If a provider adapter does not implement native streaming, the default stream_chat() implementation wraps the chat() result as a single-chunk stream. This means you can always use stream_chat() regardless of provider -- you just may not get incremental token delivery from providers that do not support it natively.

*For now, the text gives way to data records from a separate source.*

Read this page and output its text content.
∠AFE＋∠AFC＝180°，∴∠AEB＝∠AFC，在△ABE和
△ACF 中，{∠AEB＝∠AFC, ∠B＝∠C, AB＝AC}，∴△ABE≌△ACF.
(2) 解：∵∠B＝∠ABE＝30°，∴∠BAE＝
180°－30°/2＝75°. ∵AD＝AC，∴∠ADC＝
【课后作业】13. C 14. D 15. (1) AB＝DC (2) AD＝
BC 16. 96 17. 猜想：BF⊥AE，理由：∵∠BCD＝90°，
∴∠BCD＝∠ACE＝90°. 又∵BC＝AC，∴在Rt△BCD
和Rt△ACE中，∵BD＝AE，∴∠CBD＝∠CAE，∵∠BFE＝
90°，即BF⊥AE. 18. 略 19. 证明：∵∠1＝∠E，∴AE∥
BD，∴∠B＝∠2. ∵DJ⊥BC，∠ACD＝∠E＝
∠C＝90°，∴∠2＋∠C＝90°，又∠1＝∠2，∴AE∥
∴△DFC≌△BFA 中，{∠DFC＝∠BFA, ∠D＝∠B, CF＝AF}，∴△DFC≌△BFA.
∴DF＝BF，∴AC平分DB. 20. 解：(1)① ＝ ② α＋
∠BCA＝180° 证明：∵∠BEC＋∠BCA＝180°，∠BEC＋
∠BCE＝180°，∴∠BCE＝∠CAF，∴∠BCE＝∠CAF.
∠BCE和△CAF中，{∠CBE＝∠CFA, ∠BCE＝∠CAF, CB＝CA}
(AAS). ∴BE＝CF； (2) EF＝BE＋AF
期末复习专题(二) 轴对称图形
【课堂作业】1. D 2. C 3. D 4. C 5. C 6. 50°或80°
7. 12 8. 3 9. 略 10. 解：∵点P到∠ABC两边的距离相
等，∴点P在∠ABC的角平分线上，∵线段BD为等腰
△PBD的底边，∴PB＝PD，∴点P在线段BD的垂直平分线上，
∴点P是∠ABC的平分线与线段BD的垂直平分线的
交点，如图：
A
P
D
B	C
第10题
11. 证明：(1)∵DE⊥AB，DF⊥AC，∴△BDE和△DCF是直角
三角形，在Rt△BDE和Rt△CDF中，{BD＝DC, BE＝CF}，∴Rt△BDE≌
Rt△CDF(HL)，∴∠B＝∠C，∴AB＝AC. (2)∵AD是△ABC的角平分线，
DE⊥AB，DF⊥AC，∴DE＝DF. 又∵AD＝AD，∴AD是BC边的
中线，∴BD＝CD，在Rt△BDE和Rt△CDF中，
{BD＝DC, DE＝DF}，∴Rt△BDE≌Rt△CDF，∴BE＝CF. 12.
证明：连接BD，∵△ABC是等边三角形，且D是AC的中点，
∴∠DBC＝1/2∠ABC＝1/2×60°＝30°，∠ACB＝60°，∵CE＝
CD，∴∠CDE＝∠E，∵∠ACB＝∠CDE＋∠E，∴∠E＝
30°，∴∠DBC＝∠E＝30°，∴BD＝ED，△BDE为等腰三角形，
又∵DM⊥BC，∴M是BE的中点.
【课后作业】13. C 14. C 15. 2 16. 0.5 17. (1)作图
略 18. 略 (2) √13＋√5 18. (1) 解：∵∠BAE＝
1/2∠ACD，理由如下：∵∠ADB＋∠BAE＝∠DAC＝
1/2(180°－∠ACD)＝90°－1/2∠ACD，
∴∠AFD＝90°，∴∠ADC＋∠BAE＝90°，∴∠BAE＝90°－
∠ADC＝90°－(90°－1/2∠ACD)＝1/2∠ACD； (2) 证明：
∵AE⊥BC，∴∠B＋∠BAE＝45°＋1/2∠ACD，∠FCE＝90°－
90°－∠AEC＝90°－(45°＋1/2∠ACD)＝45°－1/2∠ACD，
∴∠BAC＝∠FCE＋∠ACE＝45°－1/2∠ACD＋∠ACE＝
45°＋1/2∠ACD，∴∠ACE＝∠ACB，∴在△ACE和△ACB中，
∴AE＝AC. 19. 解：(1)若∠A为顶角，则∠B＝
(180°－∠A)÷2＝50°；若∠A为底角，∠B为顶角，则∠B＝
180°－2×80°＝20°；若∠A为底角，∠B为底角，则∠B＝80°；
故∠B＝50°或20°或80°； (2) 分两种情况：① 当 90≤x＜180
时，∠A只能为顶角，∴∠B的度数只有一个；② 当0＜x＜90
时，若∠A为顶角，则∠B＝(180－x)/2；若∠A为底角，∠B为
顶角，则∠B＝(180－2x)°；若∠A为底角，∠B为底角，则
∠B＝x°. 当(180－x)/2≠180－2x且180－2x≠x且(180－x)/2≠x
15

Reasoning / Extended Thinking

Many modern LLMs support a "thinking" or "reasoning" mode where the model performs chain-of-thought before producing its final answer. Synaptic exposes this through the ThinkingLevel enum and the .with_thinking() builder on ChatRequest.

ThinkingLevel

#[derive(Debug, Clone, PartialEq, Eq, Serialize, Deserialize)]
pub enum ThinkingLevel {
    Off,
    Low,
    Medium,
    High,
    Budget(u32),  // Token budget for thinking
}

Enabling reasoning on a request

use synaptic::core::{ChatRequest, Message, ThinkingLevel};

let request = ChatRequest::new(vec![Message::human("Solve this step by step")])
    .with_thinking(ThinkingLevel::High);

// Or with a specific token budget:
let request = ChatRequest::new(vec![Message::human("Complex problem")])
    .with_thinking(ThinkingLevel::Budget(4096));

Provider-specific mapping

Each provider translates ThinkingLevel into its native API parameter:

ProviderThinkingLevel mapping
OpenAIreasoning_effort: low/medium/high
Anthropicthinking.budget_tokens
Geminithinking_config.thinking_budget

Streaming reasoning content

During streaming, reasoning tokens arrive via the AIMessageChunk.reasoning field. You can also use the StreamingOutput::on_reasoning() callback to handle reasoning tokens as they arrive:

use futures::StreamExt;
use synaptic::core::{ChatModel, ChatRequest, Message, ThinkingLevel};

async fn stream_with_reasoning(model: &dyn ChatModel) -> Result<(), Box<dyn std::error::Error>> {
    let request = ChatRequest::new(vec![
        Message::human("Explain why the sky is blue, step by step"),
    ])
    .with_thinking(ThinkingLevel::High);

    let mut stream = model.stream_chat(request);

    while let Some(chunk) = stream.next().await {
        let chunk = chunk?;
        if !chunk.reasoning.is_empty() {
            eprint!("[thinking] {}", chunk.reasoning);
        }
        if !chunk.content.is_empty() {
            print!("{}", chunk.content);
        }
    }
    println!();

    Ok(())
}

When using ThinkingLevel::Off (the default), no reasoning tokens are produced and the reasoning field remains empty.